Efficient On-The-Fly Hypothesis Rescoring in a Hybrid GPU/CPU-based Large Vocabulary Continuous Speech Recognition Engine

机译：基于混合GPU / CPU的大词汇量连续语音识别引擎中的有效即时假设记录

获取原文

获取外文期刊封面目录资料

页面导航

摘要
著录项
引文网络
相似文献
相关主题

摘要

Effectively exploiting the resources available on modern mul-ticore and manycore processors for tasks such as large vocabulary continuous speech recognition (LVCSR) is far from trivial. While prior works have demonstrated the effectiveness of manycore graphic processing units (GPU) for high-throughput, limited vocabulary speech recognition, they are unsuitable for recognition with large acoustic and language models due to the limited 1-6GB of memory on GPUs.

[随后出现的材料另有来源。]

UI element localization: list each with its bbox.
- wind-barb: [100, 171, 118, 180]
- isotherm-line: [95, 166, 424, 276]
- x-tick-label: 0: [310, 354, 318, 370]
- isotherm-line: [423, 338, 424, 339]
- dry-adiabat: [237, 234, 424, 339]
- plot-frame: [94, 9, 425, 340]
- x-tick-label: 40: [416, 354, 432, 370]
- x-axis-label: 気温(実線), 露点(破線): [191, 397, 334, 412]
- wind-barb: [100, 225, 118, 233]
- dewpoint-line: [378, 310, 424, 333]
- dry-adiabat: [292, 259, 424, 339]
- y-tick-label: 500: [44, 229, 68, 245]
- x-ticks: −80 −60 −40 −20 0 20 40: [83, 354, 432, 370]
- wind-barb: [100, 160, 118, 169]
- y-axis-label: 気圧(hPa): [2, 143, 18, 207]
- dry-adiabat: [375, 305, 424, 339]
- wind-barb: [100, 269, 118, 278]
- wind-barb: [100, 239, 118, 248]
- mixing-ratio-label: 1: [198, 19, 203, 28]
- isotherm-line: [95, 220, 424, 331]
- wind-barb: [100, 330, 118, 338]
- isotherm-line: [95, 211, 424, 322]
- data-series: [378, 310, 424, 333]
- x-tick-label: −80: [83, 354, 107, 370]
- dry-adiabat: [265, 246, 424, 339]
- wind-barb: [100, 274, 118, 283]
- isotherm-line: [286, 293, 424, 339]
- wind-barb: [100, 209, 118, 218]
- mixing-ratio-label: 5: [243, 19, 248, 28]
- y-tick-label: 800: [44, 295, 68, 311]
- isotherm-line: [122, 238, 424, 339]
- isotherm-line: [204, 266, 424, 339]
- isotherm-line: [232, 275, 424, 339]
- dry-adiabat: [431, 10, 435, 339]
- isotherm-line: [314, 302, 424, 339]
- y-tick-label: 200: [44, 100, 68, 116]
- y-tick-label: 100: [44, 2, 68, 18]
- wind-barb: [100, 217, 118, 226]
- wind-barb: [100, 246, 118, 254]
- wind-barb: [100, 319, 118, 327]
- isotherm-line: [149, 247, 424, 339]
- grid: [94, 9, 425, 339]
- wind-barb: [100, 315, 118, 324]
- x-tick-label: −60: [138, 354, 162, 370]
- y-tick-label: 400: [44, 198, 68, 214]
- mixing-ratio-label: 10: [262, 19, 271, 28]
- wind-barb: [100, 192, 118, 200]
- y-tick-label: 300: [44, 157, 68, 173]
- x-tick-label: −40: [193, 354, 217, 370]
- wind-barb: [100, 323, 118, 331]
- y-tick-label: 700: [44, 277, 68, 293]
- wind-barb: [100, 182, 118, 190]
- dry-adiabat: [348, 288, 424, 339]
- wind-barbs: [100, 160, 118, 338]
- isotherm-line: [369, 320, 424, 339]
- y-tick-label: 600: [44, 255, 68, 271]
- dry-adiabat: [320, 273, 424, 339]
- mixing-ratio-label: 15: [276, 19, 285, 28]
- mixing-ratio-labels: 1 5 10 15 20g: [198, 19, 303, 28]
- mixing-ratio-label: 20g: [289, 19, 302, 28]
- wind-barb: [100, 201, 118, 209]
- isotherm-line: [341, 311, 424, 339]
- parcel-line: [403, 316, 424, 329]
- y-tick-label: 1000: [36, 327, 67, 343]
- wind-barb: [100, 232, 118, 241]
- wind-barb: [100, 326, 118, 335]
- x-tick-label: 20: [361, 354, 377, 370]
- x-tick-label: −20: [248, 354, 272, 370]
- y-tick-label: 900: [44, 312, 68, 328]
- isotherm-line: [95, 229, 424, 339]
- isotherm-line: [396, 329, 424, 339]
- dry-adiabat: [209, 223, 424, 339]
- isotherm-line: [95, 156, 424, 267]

To overcome this limitation, we introduce a novel architecture for WFST-based LVCSR that jointly leverages manycore graphic processing units (GPU) and multicore processors (CPU) to efficiently perform recognition even when large acoustic and language models are applied. In the proposed approach, recognition is performed on the GPU using an H-level WFST, composed using a unigram language model. During decoding partial hypotheses generated over this network are rescored on-the-fly using a large language model, which resides on the CPU. By maintaining N-best hypotheses during decoding our proposed architecture obtains comparable accuracy to a standard CPU-based WFST decoder while improving decoding speed by a factor of 11 ×.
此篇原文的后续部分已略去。